Cryptojacking: ‘compute to cash’ rises
Cybercriminals are hijacking organisations’ computing power to cash-in on cryptomining
Cryptojacking is code which illicitly generates or mines cryptocurrency. It’s often referred to as illegal bitcoin mining, cryptomining or cryptocurrency mining.
Not all cryptomining activity is unlawful: a user may install a coin mining programme on their personal system to generate cryptocurrency for themselves, using their own computing resources. But it becomes illegal when they use someone else’s resources ─ CPU power and energy ─ without their knowledge or permission, to mine cryptocurrency for their own financial benefit.
This year, Dimension Data’s Executive Guide to the NTT Security 2019 Global Threat Intelligence Report highlighted that in 2018, cryptojacking ─ while still in its infancy ─ caught many organisations off-guard and represented a significant amount of hostile activity.

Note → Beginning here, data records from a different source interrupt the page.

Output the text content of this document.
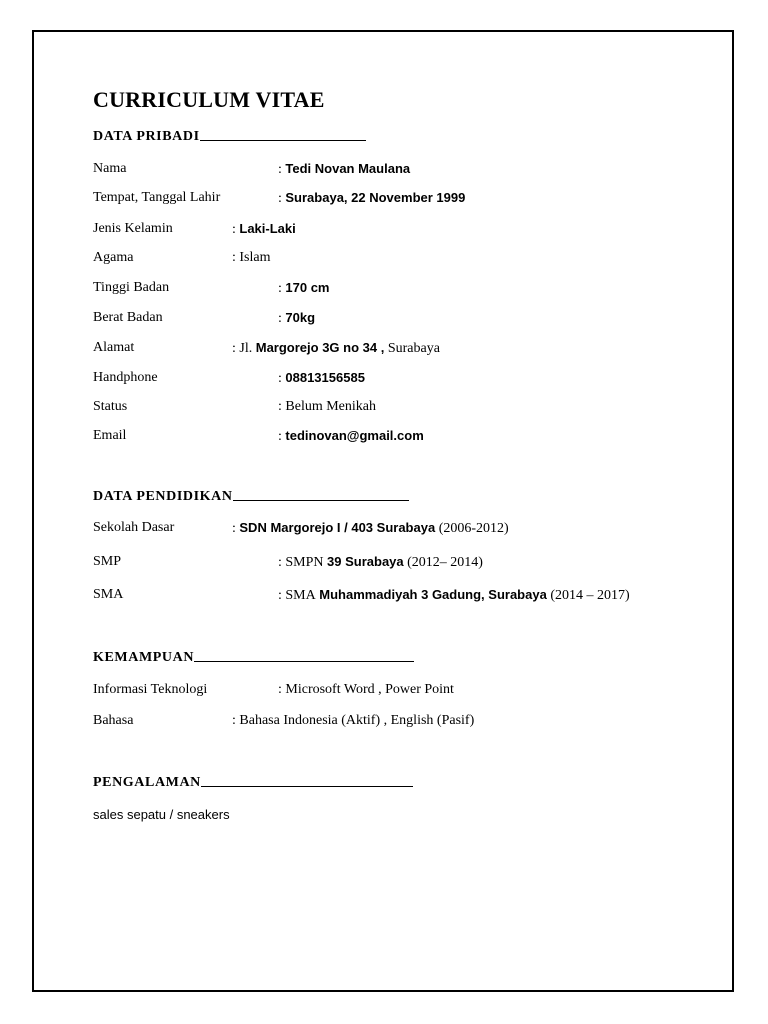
CURRICULUM VITAE
DATA PRIBADI
Nama	: Tedi Novan Maulana
Tempat, Tanggal Lahir	: Surabaya, 22 November 1999
Jenis Kelamin	: Laki-Laki
Agama	: Islam
Tinggi Badan	: 170 cm
Berat Badan	: 70kg
Alamat	: Jl. Margorejo 3G no 34 , Surabaya
Handphone	: 08813156585
Status	: Belum Menikah
Email	: tedinovan@gmail.com
DATA PENDIDIKAN
Sekolah Dasar	: SDN Margorejo I / 403 Surabaya (2006-2012)
SMP	: SMPN 39 Surabaya (2012– 2014)
SMA	: SMA Muhammadiyah 3 Gadung, Surabaya (2014 – 2017)
KEMAMPUAN
Informasi Teknologi	: Microsoft Word , Power Point
Bahasa	: Bahasa Indonesia (Aktif) , English (Pasif)
PENGALAMAN
sales sepatu / sneakers
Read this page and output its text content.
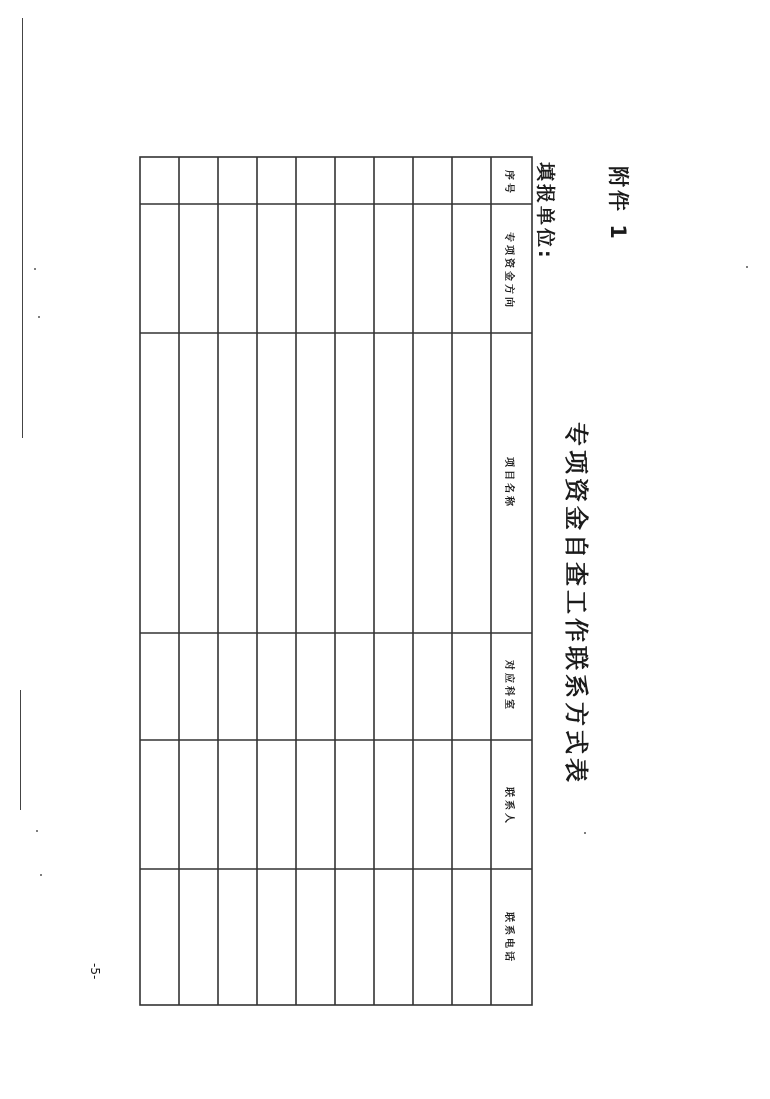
附件 1
专项资金自查工作联系方式表
填报单位:
-5-
序号
专项资金方向
项目名称
对应科室
联系人
联系电话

According to a recent joint paper1 by the Cyber Threat Alliance (CTA), NTT Security, and other CTA members, cryptojacking detections increased by a staggering 459% between 2017 and 2018.
How does it work?
Cryptojacking works by cybercriminals tapping into other organisations’ processing power and using it to mine cryptocurrencies. It’s like a stranger sneaking into your house while you’re out and using your electricity and water! Meanwhile, at the end of the month, you have to foot the hefty bill.
This is typically achieved with scripts that run behind the scenes on websites, though it's also possible to hijack machines and servers to run full-blown cryptocurrency mining software, which is either installed by malware or by rogue employees.
Figure 1: How cryptojacking occurs
Cryptojacking can occur on a system with or without a user’s knowledge. There are three primary types, as shown in Figure 2 below.
Figure 2: Types of cryptojacking
- Cryptojacking malware: This is also known as host-based malware. It involves cryptojacking malware unknowingly being installed on your device. In some cases, you may have visited a compromised website, where the malware identified a vulnerability in your system or web browser, and subsequently your device became ‘infected’. Once the attacker successfully infiltrates your system they can execute a malicious file that includes cryptojacking malware.
- Web-based cryptojacking: This is less visible or easy to detect. It occurs when you acquire cryptomining scripts ─ which you can obtain unknowingly by browsing a legitimate website that’s been compromised. In some cases, the scripts within the advertisements featured on the website ─ which are often generated by third parties ─ have been surreptitiously replaced with cryptomining scripts. These will quietly harness the power of your system to automatically process cryptocurrency.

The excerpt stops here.